Unifor’s tentative deal with Ford Motor Co. of Canada includes immediate wage increases of up to 22 per cent and a commitment to added engine production capacity in Windsor, Ont.
The automaker has also pledged to transfer workers currently on defined contribution pensions plans to the superior defined benefits plan in 2025.
In a summary of bargaining gains shared with members ahead of a planned ratification vote today and tomorrow, Unifor’s master bargaining committee said the agreement delivers on each of the union’s priorities.
“This three-year deal meets the extraordinary moment we are in.
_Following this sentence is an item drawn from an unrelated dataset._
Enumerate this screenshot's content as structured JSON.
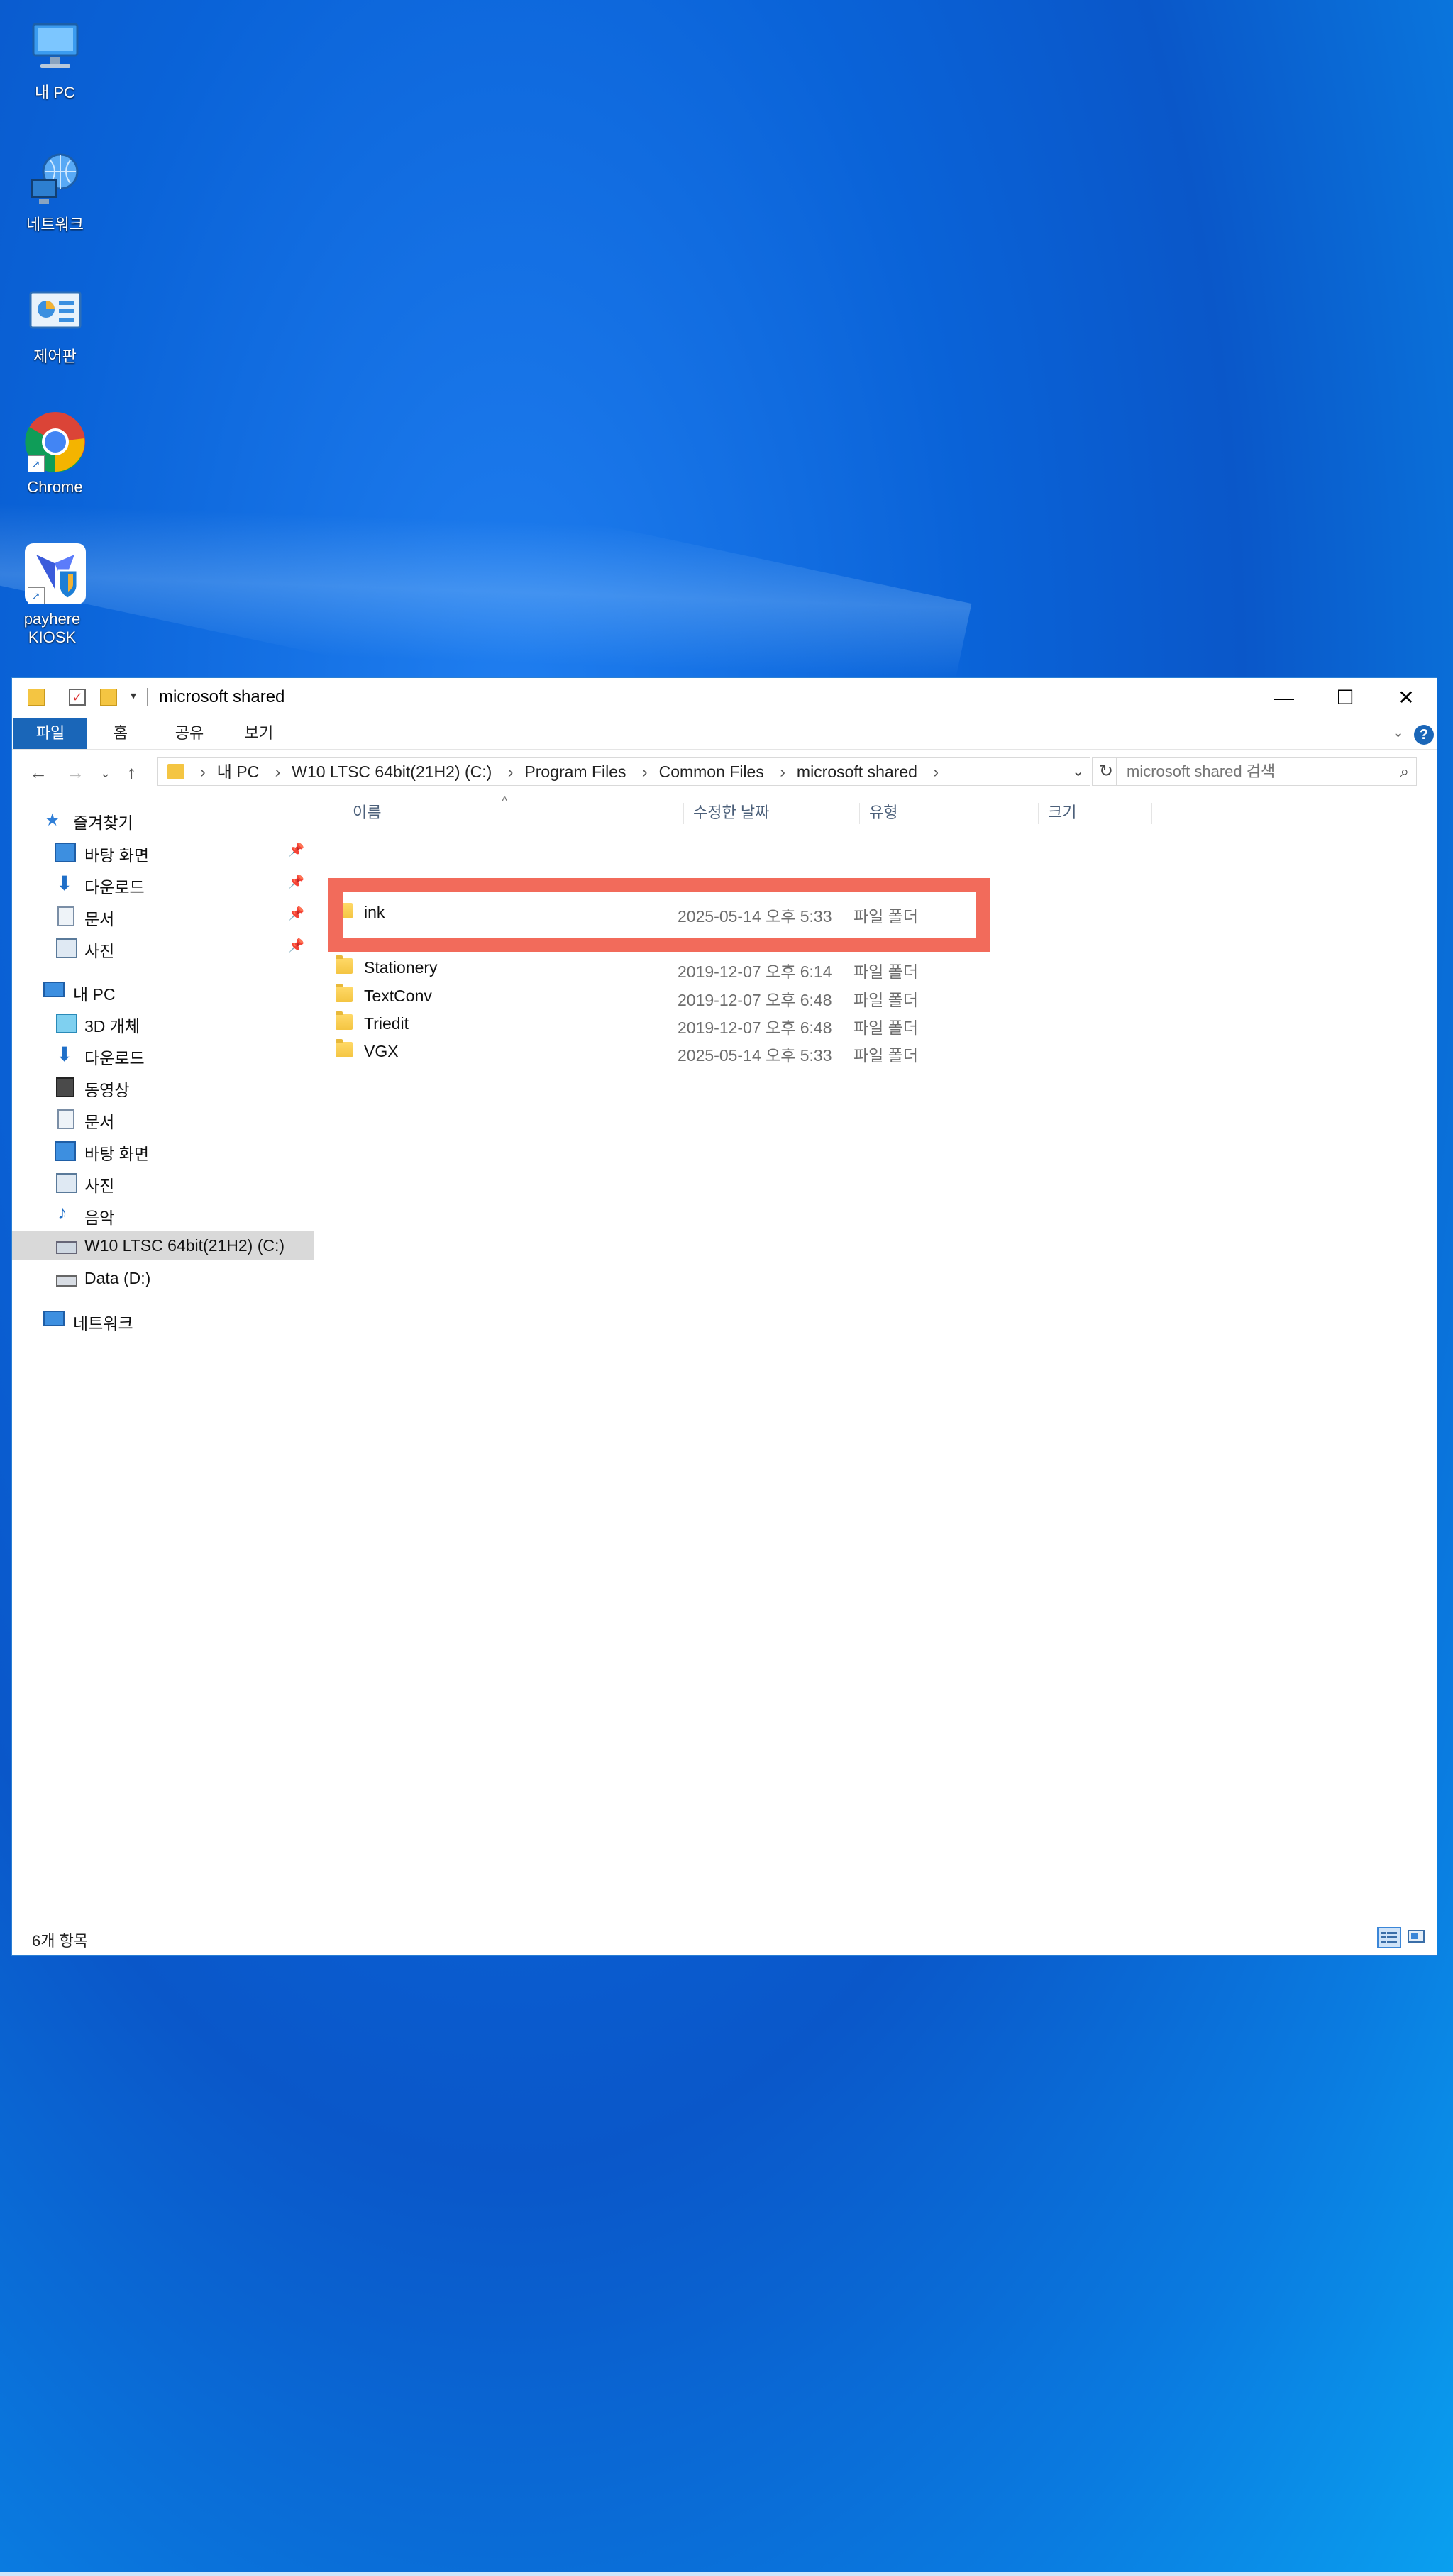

It addresses each of our core priorities and provides significant, and in some cases ground-breaking, gains for everyone — active and retired,” Unifor President Lana Payne and other officials wrote in an introductory note.
The tentative deal was unanimously approved by the union’s master bargaining committee late Sept. 19, a day after an initial strike deadline had past and six weeks after the start of bargaining.
VOTING UNDER WAY
But rank-and-file members must still vote to approve the agreement, which, given the labour climate and high expectations created by UAW demands in the United States, is no guarantee.
Unifor’s tentative deal with Ford offers considerable off-the-bat wage increases, pay hikes in each of the second and third years of the agreement and a compression of the previous wage grid.